Санктпетербургские кунсткамеры, или Семь светлых ночей 1726 года - Александр Говоров
Шрифт:
Интервал:
Закладка:
— Скажи, ваше сиятельство, как мужа твоего звали, кто он был?
Подумав, она отвечает:
— Фендрик.
— Так ведь это слово немецкое, и означает оно — прапорщик. Это, видимо, его звание. А ты скажи уж нам, ваше сиятельство, каково было его христианское имя?
Но на это ответить она не умеет.
— Так, может, его звали Генрих?
— Точно так, — отвечает, — Гендрик.
— Так как же все-таки — Фендрик или Гендрик?
На это она опять пожимает плечами.
— А как вы в семье-то его звали?
— Никак, — удивляется она. — А зачем было его звать? Мужик он и есть мужик. Ежели надо позвать, так и звали — мужик!
Сама Христина на границе Лифляндии имела корчму, сиречь постоялый двор, немалые имела дивиденды. Однако, получив призыв сестры-царицы брать детей и ехать в Санктпетербург, она нарядила всю свою семью в невообразимые лохмотья.
— Матушка! — сказал ей рижский губернатор, обозревая перед посадкой в императорские кареты. — В таком виде ехать невозможно. Вот изволь видеть — мы заготовили тебе платье-роброн,[8] серебряной парчи ушло четырнадцать футов, вот сыновьям твоим шитые кафтаны от лучших ревельских портных…
Переодевшись после долгих уговоров, Христина лохмотья тщательно собрала, и в узелок завязала, и всюду с собой носила, под подушку клала. Пока однажды узелок от ветхости не лопнул, и из него дождем посыпались и алмазы, и жемчужины, и монеты золотые…
— Хо-хо-хо! — смеялись слушатели, хотя не без некоторого почтения. Еще бы! Вот что значит господин его величество случай! Наливали герольдмейстерскому канцеляристу еще рюмочку и просили: — Ну, еще чего-нибудь!

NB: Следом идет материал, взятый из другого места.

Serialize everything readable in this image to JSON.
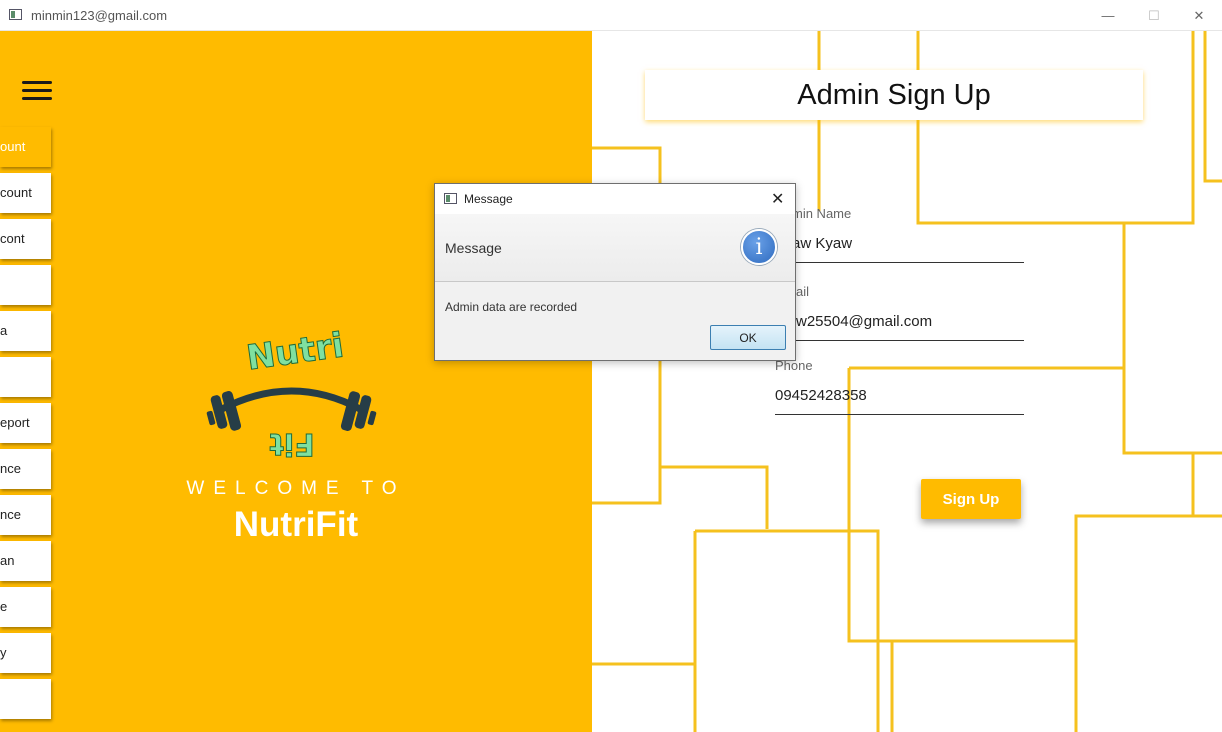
{
  "window": {
    "title": "minmin123@gmail.com",
    "min_icon": "—",
    "max_icon": "☐",
    "close_icon": "✕"
  },
  "sidebar": {
    "items": [
      {
        "label": "ount",
        "active": true
      },
      {
        "label": "count"
      },
      {
        "label": "cont"
      },
      {
        "label": ""
      },
      {
        "label": "a"
      },
      {
        "label": ""
      },
      {
        "label": "eport"
      },
      {
        "label": "nce"
      },
      {
        "label": "nce"
      },
      {
        "label": "an"
      },
      {
        "label": "e"
      },
      {
        "label": "y"
      },
      {
        "label": ""
      }
    ]
  },
  "welcome": {
    "line1": "WELCOME TO",
    "line2": "NutriFit"
  },
  "logo": {
    "top_text": "Nutri",
    "bottom_text": "Fit"
  },
  "form": {
    "header": "Admin Sign Up",
    "name_label": "min Name",
    "name_value": "aw Kyaw",
    "email_label": "ail",
    "email_value": "w25504@gmail.com",
    "phone_label": "Phone",
    "phone_value": "09452428358",
    "signup_label": "Sign Up"
  },
  "dialog": {
    "title": "Message",
    "header": "Message",
    "content": "Admin data are recorded",
    "ok_label": "OK",
    "info_glyph": "i",
    "close_glyph": "✕"
  },
  "colors": {
    "accent": "#FFBB00",
    "white": "#FFFFFF"
  }
}
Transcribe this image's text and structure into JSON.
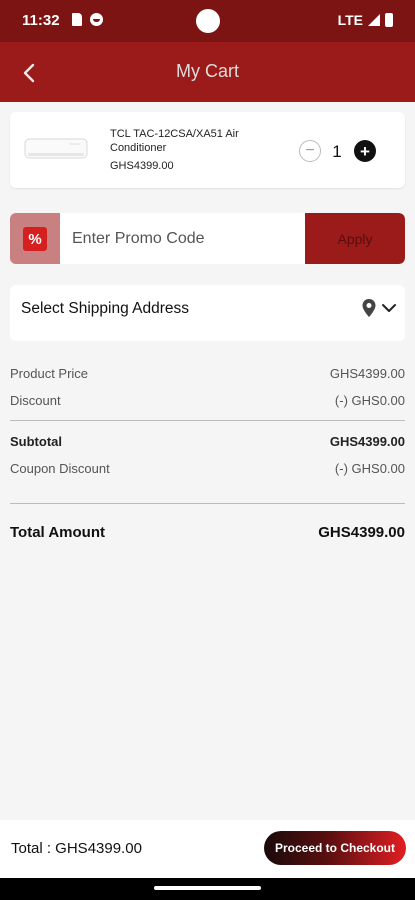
{
  "status": {
    "time": "11:32",
    "network": "LTE"
  },
  "header": {
    "title": "My Cart"
  },
  "cart": {
    "items": [
      {
        "name": "TCL TAC-12CSA/XA51 Air Conditioner",
        "price": "GHS4399.00",
        "quantity": "1",
        "minus_label": "−",
        "plus_label": "+"
      }
    ]
  },
  "promo": {
    "icon_label": "%",
    "placeholder": "Enter Promo Code",
    "apply_label": "Apply"
  },
  "shipping": {
    "label": "Select Shipping Address"
  },
  "summary": {
    "product_price_label": "Product Price",
    "product_price_value": "GHS4399.00",
    "discount_label": "Discount",
    "discount_value": "(-) GHS0.00",
    "subtotal_label": "Subtotal",
    "subtotal_value": "GHS4399.00",
    "coupon_label": "Coupon Discount",
    "coupon_value": "(-) GHS0.00",
    "total_label": "Total Amount",
    "total_value": "GHS4399.00"
  },
  "footer": {
    "total_text": "Total : GHS4399.00",
    "checkout_label": "Proceed to Checkout"
  },
  "colors": {
    "primary": "#9b1b1b",
    "status_bar": "#7c1414",
    "accent_red": "#e11e22",
    "background": "#f5f5f5"
  }
}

И Шумахеров приятель продолжал.
В Ревеле при посадке на санктпетербургский корабль требовалось заполнить шкиперский журнал.
— Как, ваше сиятельство, твоих принцев-то звать?
— А зачем вам? — насторожилась Христина. Ей памятны были порядки при шведах — тогда раз имя в реестр спишут, считай, что забрит в драгуны.
— Ну, вот видишь, ваше сиятельство, порядок такой…
— Незачем, — отвечала она категорически. — Бог знает, а вам ни к чему.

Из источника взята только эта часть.